Hemagglutinin (HA) is a crucial surface glycoprotein of the Influenza A virus. It plays a vital role in viral entry into host cells by mediating binding to sialic acid receptors. This protein represents a key target for vaccine development and antiviral research, since it's responsible for the initial steps of infection and is a major determinant of host range and virus transmission.
Potential Applications
Note: The applications listed below are based on what we know about this protein's biological functions, published research, and experience from experts in the field. However, we haven't fully tested all of these applications ourselves yet. We'd recommend running some preliminary tests first to make sure they work for your specific research goals.
1. Antibody Development and Characterization Studies
This recombinant HA protein can serve as an immunogen or antigen in research focused on developing and characterizing influenza-specific antibodies. The C-terminal hFc1 tag makes purification and immobilization easier for various immunoassays. Meanwhile, the mammalian expression system appears to ensure proper protein folding and post-translational modifications. Researchers can use this protein to screen hybridoma clones, evaluate antibody binding specificity, or assess cross-reactivity patterns. The high purity level (>90%) may make it suitable for generating reliable and reproducible immunological data.
2. Protein-Protein Interaction Studies
The hFc1 tag enables pull-down assays and co-immunoprecipitation experiments to investigate HA interactions with host cell receptors or other viral proteins. The tag provides a convenient handle for immobilization on protein A/G beads or columns. This approach allows researchers to capture HA-binding partners from cell lysates or purified protein mixtures. Such methods can help elucidate molecular mechanisms of viral entry and identify potential host factors involved in influenza infection pathways.
3. ELISA-Based Binding and Competition Assays
The recombinant HA protein can be used as a coating antigen or capture reagent in enzyme-linked immunosorbent assays for various research applications. The hFc1 tag allows for oriented immobilization via anti-Fc antibodies, which may improve assay sensitivity and reproducibility. Researchers can use this protein to study receptor binding kinetics, evaluate inhibitor compounds, or assess the binding capacity of different antibody preparations in controlled laboratory settings.

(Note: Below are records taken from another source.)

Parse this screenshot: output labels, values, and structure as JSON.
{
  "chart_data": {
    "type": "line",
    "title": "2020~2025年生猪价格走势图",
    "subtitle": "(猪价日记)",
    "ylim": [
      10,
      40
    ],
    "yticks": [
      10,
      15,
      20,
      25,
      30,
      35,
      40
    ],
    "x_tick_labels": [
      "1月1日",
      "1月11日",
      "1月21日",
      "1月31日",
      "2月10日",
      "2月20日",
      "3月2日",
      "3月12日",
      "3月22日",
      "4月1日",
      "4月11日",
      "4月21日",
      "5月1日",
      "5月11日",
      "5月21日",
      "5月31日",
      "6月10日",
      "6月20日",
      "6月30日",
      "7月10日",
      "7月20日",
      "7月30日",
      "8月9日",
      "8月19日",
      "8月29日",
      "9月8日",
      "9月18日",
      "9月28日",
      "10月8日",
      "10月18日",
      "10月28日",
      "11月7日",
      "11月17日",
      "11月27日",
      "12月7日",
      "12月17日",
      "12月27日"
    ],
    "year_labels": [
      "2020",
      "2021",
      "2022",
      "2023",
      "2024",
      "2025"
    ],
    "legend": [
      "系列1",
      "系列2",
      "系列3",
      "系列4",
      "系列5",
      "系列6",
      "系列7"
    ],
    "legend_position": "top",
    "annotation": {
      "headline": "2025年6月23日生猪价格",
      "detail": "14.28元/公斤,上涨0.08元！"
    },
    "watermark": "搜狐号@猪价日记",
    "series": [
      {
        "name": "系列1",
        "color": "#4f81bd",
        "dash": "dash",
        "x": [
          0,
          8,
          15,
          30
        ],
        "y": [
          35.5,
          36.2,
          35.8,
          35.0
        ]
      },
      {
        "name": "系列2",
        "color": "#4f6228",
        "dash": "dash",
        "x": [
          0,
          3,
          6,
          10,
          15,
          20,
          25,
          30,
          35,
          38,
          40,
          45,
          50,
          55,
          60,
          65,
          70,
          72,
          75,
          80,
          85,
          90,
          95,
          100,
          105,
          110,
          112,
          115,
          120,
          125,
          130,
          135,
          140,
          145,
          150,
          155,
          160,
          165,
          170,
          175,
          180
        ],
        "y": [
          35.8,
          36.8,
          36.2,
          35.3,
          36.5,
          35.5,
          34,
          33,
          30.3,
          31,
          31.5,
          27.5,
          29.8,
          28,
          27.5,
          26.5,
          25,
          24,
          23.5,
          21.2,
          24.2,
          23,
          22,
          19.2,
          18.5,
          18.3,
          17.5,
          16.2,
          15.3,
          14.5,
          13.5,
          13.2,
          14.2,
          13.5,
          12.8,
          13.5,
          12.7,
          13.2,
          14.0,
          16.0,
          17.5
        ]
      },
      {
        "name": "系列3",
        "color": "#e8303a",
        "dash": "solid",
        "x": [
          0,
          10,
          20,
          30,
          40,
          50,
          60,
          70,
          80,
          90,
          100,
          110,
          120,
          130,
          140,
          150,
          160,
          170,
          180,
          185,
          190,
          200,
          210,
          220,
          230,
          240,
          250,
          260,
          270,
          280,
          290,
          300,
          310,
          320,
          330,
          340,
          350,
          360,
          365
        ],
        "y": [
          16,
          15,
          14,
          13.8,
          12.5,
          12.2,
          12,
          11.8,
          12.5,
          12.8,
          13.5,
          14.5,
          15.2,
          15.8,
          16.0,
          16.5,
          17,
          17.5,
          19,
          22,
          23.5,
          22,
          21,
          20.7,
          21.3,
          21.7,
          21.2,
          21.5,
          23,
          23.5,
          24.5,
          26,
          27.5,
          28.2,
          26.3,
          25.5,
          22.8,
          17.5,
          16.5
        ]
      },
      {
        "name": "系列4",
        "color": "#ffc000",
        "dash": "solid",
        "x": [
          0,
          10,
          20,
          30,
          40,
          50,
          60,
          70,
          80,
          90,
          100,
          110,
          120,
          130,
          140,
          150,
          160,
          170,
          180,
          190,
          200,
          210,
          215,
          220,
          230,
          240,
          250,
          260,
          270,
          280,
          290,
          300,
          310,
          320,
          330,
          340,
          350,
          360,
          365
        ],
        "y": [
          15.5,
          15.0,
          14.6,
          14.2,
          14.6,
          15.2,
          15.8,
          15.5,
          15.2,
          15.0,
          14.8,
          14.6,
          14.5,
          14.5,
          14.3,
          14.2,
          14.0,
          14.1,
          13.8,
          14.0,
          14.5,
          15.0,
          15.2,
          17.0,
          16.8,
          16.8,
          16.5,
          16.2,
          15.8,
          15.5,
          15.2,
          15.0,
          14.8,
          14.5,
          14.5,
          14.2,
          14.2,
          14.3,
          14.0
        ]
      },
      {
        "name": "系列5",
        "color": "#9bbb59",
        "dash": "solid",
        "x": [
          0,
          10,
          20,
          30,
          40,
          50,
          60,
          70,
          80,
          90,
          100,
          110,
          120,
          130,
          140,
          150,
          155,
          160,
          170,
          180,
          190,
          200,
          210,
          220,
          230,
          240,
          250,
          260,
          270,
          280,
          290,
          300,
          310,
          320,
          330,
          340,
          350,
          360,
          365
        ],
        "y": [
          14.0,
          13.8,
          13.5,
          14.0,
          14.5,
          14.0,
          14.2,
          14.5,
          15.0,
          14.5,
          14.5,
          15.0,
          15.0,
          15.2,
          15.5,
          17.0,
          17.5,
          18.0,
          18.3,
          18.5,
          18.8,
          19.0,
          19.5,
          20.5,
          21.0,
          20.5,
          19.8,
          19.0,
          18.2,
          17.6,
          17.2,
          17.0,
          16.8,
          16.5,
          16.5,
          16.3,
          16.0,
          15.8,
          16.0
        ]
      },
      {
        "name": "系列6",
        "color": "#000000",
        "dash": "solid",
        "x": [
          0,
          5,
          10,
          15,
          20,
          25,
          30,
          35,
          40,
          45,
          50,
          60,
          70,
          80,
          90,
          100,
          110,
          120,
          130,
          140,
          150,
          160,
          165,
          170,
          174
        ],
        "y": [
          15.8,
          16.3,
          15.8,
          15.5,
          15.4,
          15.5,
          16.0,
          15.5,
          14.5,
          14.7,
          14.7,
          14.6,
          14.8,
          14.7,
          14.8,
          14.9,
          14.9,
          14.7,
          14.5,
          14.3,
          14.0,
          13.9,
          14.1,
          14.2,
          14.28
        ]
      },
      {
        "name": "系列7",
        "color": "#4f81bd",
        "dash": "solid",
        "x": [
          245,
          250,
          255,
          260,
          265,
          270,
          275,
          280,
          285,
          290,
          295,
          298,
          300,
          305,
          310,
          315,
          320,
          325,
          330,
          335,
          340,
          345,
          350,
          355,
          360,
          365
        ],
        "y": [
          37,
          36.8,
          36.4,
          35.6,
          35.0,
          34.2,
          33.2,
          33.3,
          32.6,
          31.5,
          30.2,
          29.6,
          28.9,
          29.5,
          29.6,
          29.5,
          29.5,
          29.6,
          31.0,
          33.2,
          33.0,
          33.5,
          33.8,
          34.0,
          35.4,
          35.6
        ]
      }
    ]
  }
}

4. Structural and Biochemical Characterization
This purified HA protein serves as suitable material for biophysical and biochemical analyses to understand influenza hemagglutinin properties. The mammalian expression system and high purity level make it appropriate for techniques such as dynamic light scattering, analytical ultracentrifugation, or mass spectrometry studies. Researchers can investigate protein stability, aggregation behavior, or conformational changes under different buffer conditions. These studies may advance fundamental understanding of HA structure-function relationships.